On the plus side, there is no question that 7TD is going to get some serious radio airplay, both on contemporary Christian rock stations and on open-minded modern rock radio...possibly even on satelite stations like Sirius/XM's Octane channel. The sound is that solid and that compatible with the Shinedowns, Daughtrys, Nickelbacks, Breaking Benjamins, etc. Mikey Howard has a very strong tenor that he can both sing and shout with, adding in the rougher edges when required. Songs like "I Need Someone", "Alive In You", "World Changer", "Do You Believe" and "What About Tonight" are all credible modern rock tracks that will sound right at home on your radio, with the title track really plunging into Nickelback territory on the chorus. Lyrically, 7TD does not shy away from what they believe, and most songs here feature solid faith-based (not Bible chapter-and-verse type) lyrics that at times jump into the praise and worship realm. This is especially true on songs like "Worship Jesus" and "Rusty Nails", with the first verse of "Rusty Nails" reading:

"Rusty nails in tender skin
And calloused hands of men
Pinning all that is so good
On two pieces of wood..."

This song, in particular, really shows the songwriting skill these guys have, even if it is also the least rocking tune on the disc.

Musically, the guitars are typically downtuned and fuzzed up, and the band is very tight, obviously having spent some time performing together. The leads offered up by Van Zant are bright and catchy, if not overly complex, and the rhythm playing is very well done. Miller and Williams are more than competent as a rhythm section, so the music is not a problem here, and is, once again, very comparable to most of what you find on modern rock radio.

The problem is that some of the songs come off as forced, at least to me. For example, "Jesus Machine"...I just don't get it, to be honest. Maybe it is my age showing a bit here, but the lyrics are just silly to me...
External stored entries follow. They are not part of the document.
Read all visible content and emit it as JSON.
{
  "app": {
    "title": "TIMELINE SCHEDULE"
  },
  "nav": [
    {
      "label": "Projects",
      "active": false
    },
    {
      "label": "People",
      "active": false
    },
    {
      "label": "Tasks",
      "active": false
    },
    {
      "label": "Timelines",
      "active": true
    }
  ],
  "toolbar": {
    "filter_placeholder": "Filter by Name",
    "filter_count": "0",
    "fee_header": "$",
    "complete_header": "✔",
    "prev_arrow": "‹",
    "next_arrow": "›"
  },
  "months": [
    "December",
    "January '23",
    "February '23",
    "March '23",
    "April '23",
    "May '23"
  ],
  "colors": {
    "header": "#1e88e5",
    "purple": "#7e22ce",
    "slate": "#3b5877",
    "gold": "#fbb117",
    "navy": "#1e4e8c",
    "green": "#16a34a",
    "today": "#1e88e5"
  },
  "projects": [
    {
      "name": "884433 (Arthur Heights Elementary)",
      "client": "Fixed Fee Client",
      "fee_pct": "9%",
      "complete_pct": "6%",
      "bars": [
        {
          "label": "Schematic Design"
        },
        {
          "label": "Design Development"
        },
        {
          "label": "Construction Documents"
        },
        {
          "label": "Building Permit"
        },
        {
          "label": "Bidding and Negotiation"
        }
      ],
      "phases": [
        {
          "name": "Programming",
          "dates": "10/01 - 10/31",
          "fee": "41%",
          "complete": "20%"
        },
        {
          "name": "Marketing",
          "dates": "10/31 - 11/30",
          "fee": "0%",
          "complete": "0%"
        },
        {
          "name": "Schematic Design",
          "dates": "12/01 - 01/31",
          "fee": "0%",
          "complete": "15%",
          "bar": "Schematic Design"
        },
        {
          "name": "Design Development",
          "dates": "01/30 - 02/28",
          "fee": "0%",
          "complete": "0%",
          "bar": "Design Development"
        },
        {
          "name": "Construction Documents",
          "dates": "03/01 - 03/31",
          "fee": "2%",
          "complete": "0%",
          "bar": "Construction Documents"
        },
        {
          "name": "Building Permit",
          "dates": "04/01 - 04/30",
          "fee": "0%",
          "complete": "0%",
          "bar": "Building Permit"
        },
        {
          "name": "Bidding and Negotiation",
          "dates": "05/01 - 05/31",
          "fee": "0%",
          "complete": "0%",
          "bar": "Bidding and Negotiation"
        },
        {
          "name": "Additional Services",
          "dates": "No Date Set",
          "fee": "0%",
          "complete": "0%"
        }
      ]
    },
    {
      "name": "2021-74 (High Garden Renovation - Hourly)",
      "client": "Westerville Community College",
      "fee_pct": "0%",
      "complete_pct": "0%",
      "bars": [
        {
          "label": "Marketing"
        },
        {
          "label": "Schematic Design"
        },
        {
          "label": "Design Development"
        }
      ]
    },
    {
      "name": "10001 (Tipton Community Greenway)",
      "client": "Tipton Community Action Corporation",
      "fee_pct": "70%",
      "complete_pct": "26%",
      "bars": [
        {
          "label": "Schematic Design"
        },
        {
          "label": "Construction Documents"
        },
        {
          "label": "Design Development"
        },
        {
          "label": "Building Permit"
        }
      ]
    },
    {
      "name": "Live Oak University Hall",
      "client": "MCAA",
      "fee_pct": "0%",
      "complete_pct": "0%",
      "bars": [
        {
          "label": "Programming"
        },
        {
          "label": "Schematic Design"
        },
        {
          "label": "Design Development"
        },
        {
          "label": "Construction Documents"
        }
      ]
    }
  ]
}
"We are the heart of the Jesus Machine,
I hope you know what that means.
Get on the bus, come and rock with us.
We are the heart of the Jesus Machine."

Uh, no, I guess I don't know "what that means". Were 7TD just looking for rhymes here? Also from that same song: "Faith is so bionic, You know you're gonna want it..." Ummm...okay???

"Get Me To You" has potential musically, but lyrically it is just incredibly cliche and sounds to me like a song that the band wrote at the last minute to get a full ten songs on the album. Not terrible, but nowhere near the strength of the first three or last two tracks.

The major roadblock for me (I can't even call it a bump in the road, because this just about caused me to stop altogether) is "Love Parade". This track sounds absolutely NOTHING like the rest of the album, with a funk-based style, a horn-section (well, programmed horns, anyway), and even more quirky lyrics ("I'm like a love-sick puppy, chasing you around") that just make this song an absolute skipper for me.

So, what do we have in the end? For me, this is a band that shows a LOT of promise, and they could have released a really good 6 or 7 song EP here. The production is solid, the packaging is decent, and the band obviously has musical talent and shows flashes of solid songwriting. However, the low points suck the high points down far enough that the entire project comes off as incomplete and somewhat mediocre, albeit with some nice, shining moment. I guess the fact that this disc is bargain-priced at $7.99 (at least at my local Christian bookstore) is a minor saving point, as that is about what it would cost to download the truly good songs from Amazon or iTunes.

Rating: Rock this at 6 but keep an eye on these guys if this is your style of music. I have a feeling their next effort will be a step forward.